(Roma, 30 maggio 2019) Sono saliti a 150 i tavoli di crisi occupazionale aperti al Ministero dello Sviluppo Economico che coinvolgono più di 210 mila lavoratori. L’aumento rispetto ai 138 di gennaio è dovuto sostanzialmente all’estensione della crisi al settore della grande distribuzione organizzata. Come dimostra la vicenda Mercatone Uno, storico marchio imolese dell’arredamento che accompagnò i trionfi ciclistici del “pirata” Marco Pantani.
Mentre l’Italia si apprestava ad andare alle urne per le elezioni europee i lavoratori della Mercatone Uno, hanno scoperto del fallimento della loro azienda, decretato venerdì 24 maggio dal Tribunale di Milano, e quindi di non avere più un impiego attraverso un banale messaggio su Whatsapp e Facebook, senza “nessuna comunicazione ufficiale da parte dell’azienda”.
Una modalità di comunicare il licenziamento che senza dubbio manca di rispetto e lede la dignità dei circa 1.860 dipendenti, di cui 500 in Lombardia, che da anni lavorano nei 55 stabilimenti d’Italia della Mercatone Uno, e che forse dice tutto, più dei dettagli e dei libri contabili, sulla condizione in cui spesso è ridotto il mondo del lavoro.
La società Shernon Holding, di proprietà dell’imprenditore Valdero Rigoni e dell’americano Michael Thalmann, subentrata alla precedente amministrazione straordinaria della Mercatone Uno lo scorso agosto, in soli 9 mesi ha accumulato ben 90milioni di euro di debiti e già a novembre si era vista chiudere l’accesso al credito bancario. Stiamo parlando di 5-6milioni di euro di perdite al mese (“calcolate per difetto“, scrive il commissario giudiziale M.A. Russo).
Cifre insostenibili che fanno della crisi della Meracatone Uno una vicenda “inedita e drammatica”, in cui le responsabilità devono essere sicuramente attribuite alle scelte dei vertici aziendali che non hanno mantenuto la promessa del rilancio dell’azienda ma anche del Governo e, in particolare, del ministro Di Maio, che ha sottovalutato e mancato di vigilare sulla condizione dell’azienda. Come spiegano le rappresentanze sindacali, “E’ inaccettabile che gli organi di vigilanza del ministero non abbiano verificato il rilancio promesso (25milioni di investimenti per assicurare la continuità aziendale, la salvaguardia di circa 2mila posti di lavoro) e la sostenibilità aziendale degli acquirenti”.
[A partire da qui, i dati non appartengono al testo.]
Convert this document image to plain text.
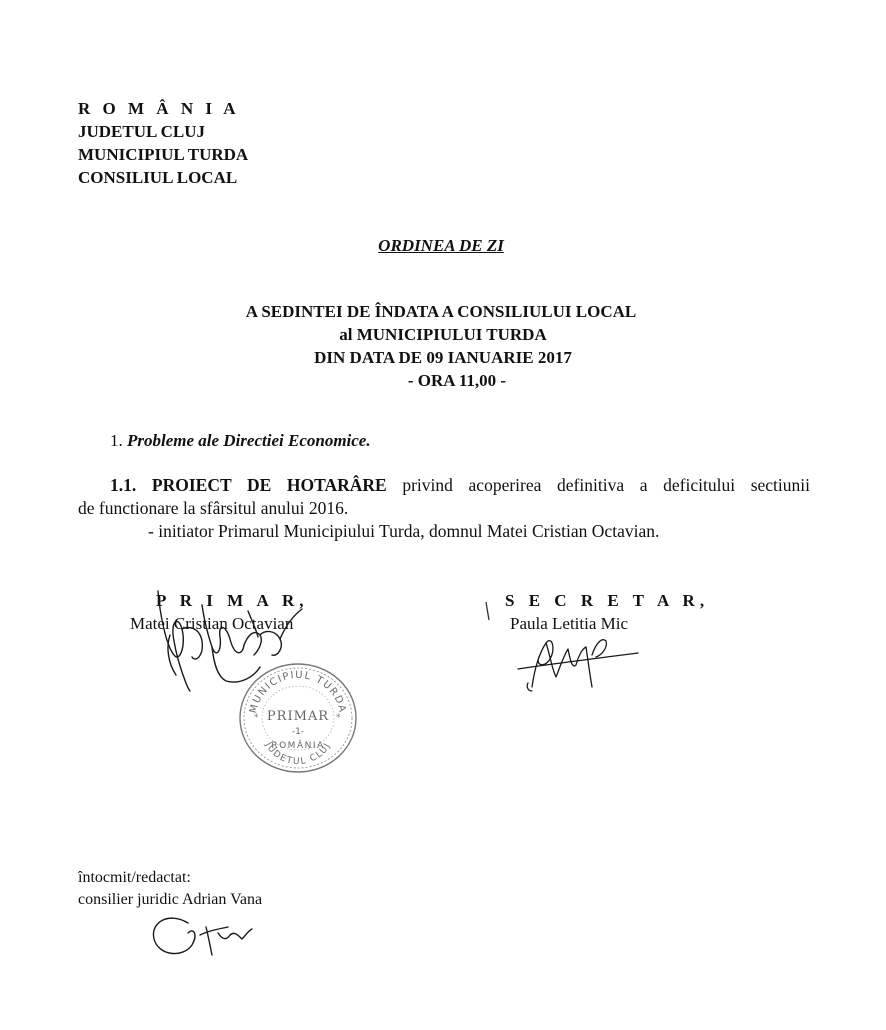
R O M Â N I A
JUDETUL CLUJ
MUNICIPIUL TURDA
CONSILIUL LOCAL
ORDINEA DE ZI
A SEDINTEI DE ÎNDATA A CONSILIULUI LOCAL
al MUNICIPIULUI TURDA
DIN DATA DE 09 IANUARIE 2017
- ORA 11,00 -
1. Probleme ale Directiei Economice.
1.1. PROIECT DE HOTARÂRE privind acoperirea definitiva a deficitului sectiunii
de functionare la sfârsitul anului 2016.
- initiator Primarul Municipiului Turda, domnul Matei Cristian Octavian.
P R I M A R,
Matei Cristian Octavian
S E C R E T A R,
Paula Letitia Mic
MUNICIPIUL TURDA
JUDETUL CLUJ
PRIMAR
-1-
ROMÂNIA
*	*
întocmit/redactat:
consilier juridic Adrian Vana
Sono trascorsi mesi di totale silenzio del Governo mentre l’unica cosa che ha saputo fare il ministro dello Sviluppo Economico Luigi Di Maio è stato esprimere solidarietà ai lavoratori e alle loro famiglie (ci mancherebbe altro!) e convocare un tavolo di confronto con i sindacati, quando ormai i buoi erano scappati. Un intervento limitato e soprattutto tardivo per il quale a pagare dell’incompetenza del Governo Lega-M5S sono ancora una volta i lavoratori lasciati a casa dall’oggi al domani e le imprese creditrici.